I’m a huge fan of duck breast. It’s basically the steak of the air. Yet as ubiquitous as ducks are, processed duck is incredibly rare. I only see duck at higher end restaurants where one breast goes for about $25–$35. Cooking breasts at home isn’t much better. I’ve found one butcher shop that sells two frozen duck breasts for $35. That’s $17.50 per breast, which is better than $26 but still a little ridiculous for what it is. I can buy a whole frozen duck at the grocery store for around $20, so I just got one and butchered it myself. I didn’t take pictures of the butchering (you’re welcome!), but I’ll describe what I got out of it.
After 20 minutes of work, I had two duck breasts, close to a pound of assorted duck meat for burgers or stir-fries, and a whole lot of fat.

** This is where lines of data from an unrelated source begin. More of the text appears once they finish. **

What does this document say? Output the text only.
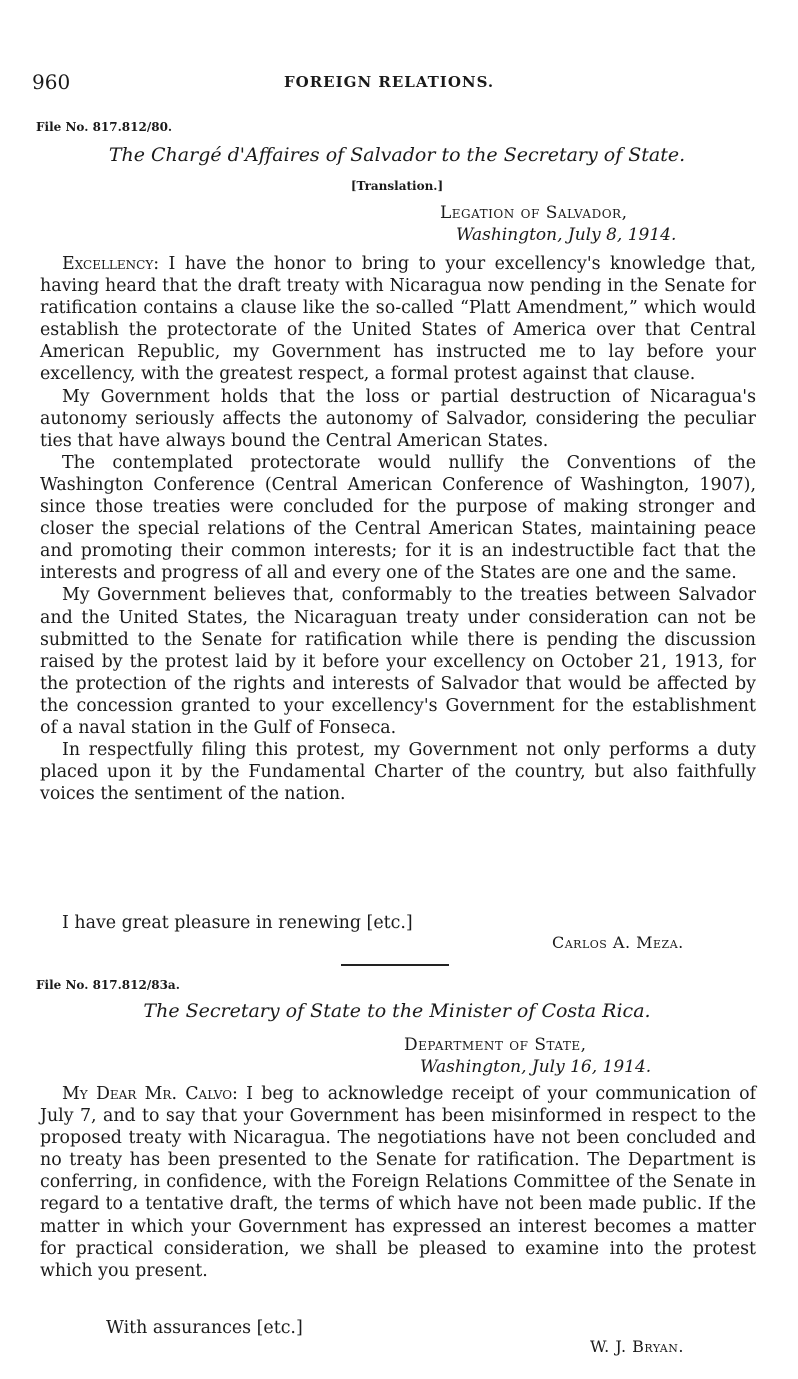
960	FOREIGN RELATIONS.
File No. 817.812/80.
The Chargé d'Affaires of Salvador to the Secretary of State.
[Translation.]
Legation of Salvador,
Washington, July 8, 1914.

Excellency: I have the honor to bring to your excellency's knowledge that, having heard that the draft treaty with Nicaragua now pending in the Senate for ratification contains a clause like the so-called “Platt Amendment,” which would establish the protectorate of the United States of America over that Central American Republic, my Government has instructed me to lay before your excellency, with the greatest respect, a formal protest against that clause.

My Government holds that the loss or partial destruction of Nicaragua's autonomy seriously affects the autonomy of Salvador, considering the peculiar ties that have always bound the Central American States.

The contemplated protectorate would nullify the Conventions of the Washington Conference (Central American Conference of Washington, 1907), since those treaties were concluded for the purpose of making stronger and closer the special relations of the Central American States, maintaining peace and promoting their common interests; for it is an indestructible fact that the interests and progress of all and every one of the States are one and the same.

My Government believes that, conformably to the treaties between Salvador and the United States, the Nicaraguan treaty under consideration can not be submitted to the Senate for ratification while there is pending the discussion raised by the protest laid by it before your excellency on October 21, 1913, for the protection of the rights and interests of Salvador that would be affected by the concession granted to your excellency's Government for the establishment of a naval station in the Gulf of Fonseca.

In respectfully filing this protest, my Government not only performs a duty placed upon it by the Fundamental Charter of the country, but also faithfully voices the sentiment of the nation.

I have great pleasure in renewing [etc.]
Carlos A. Meza.
File No. 817.812/83a.
The Secretary of State to the Minister of Costa Rica.
Department of State,
Washington, July 16, 1914.

My Dear Mr. Calvo: I beg to acknowledge receipt of your communication of July 7, and to say that your Government has been misinformed in respect to the proposed treaty with Nicaragua. The negotiations have not been concluded and no treaty has been presented to the Senate for ratification. The Department is conferring, in confidence, with the Foreign Relations Committee of the Senate in regard to a tentative draft, the terms of which have not been made public. If the matter in which your Government has expressed an interest becomes a matter for practical consideration, we shall be pleased to examine into the protest which you present.

With assurances [etc.]
W. J. Bryan.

I mean, a lot of fat. Since duck fat is valued for its taste and cooking quality, I rendered it for later use. It’ll keep for months in the fridge.
All you have to do to render the fat is chop it into 1″ cubes and cook it over low heat in a heavy pot. Then strain it through cheesecloth and allow it to firm back up. Here’s a shot of the fat being strained.
Here’s the fat after it’s had a chance to cool. It’s soft at room temperature and smells great.
Here are my duck breasts, trimmed and scored on the fat cap.
These things are stupid easy to cook. You just start them fat-side-down in a cold pan and then turn the heat to medium. The fat renders and helps to fry the breasts. Then you flip them for a few minutes until the internal temperature hits 135° (for medium).
Just to reiterate, these started in a cold, dry pan. All of the oil you see here is fat that rendered out of these two breasts.
If you want them more rare, or if you want a larger area of rareness, then I’d recommend tossing them into the oven or grill over indirect heat just after flipping them. This is what a breast looks like when it’s done. It’s hard to tell from this angle, but it really plumped up during the cooking process.
While the duck was cooking, I tossed a cast iron pan on my grill and melted some of the duck fat. Then I fried some parboiled gold potatoes with thyme and chives.
These tasted great, but the crust was pretty weak. Next time, I’ll parboil them and then leave them to dry on a wire rack in the fridge overnight. That way the moisture will evaporate and I’ll get a better sear. If that doesn’t work, a little corn starch should help.
Once the breasts were cooked, I rested them on a plate and poured off most of the fat. Then I deglazed the pan with the following recipe:
- 1/4 cup chicken or veal demi-glacé
- 3 tablespoons honey
- 3 tablespoons balsamic vinegar
- 1 teaspoon fresh thyme
- Reserved duck fat (whatever coats the pan)
- Salt and pepper to taste
- Incorporate 2 tablespoons of cold, unsalted butter off the heat just before serving
I reduced the glaze by about half and then added the liquid from the rested duck breasts. Finally, I poured the glaze over the sliced duck. Most restaurants make cloyingly sweet, fruity sauces for duck. Since I don’t like sweets, this was the perfect complement for me. It was just sweet enough for the wife while being savory enough for me to enjoy.
This is a keeper. I mean, this was really good. Sadly, this means that I’ll have a hard time justifying paying a profession chef $30+ to cook me one duck breast ever again.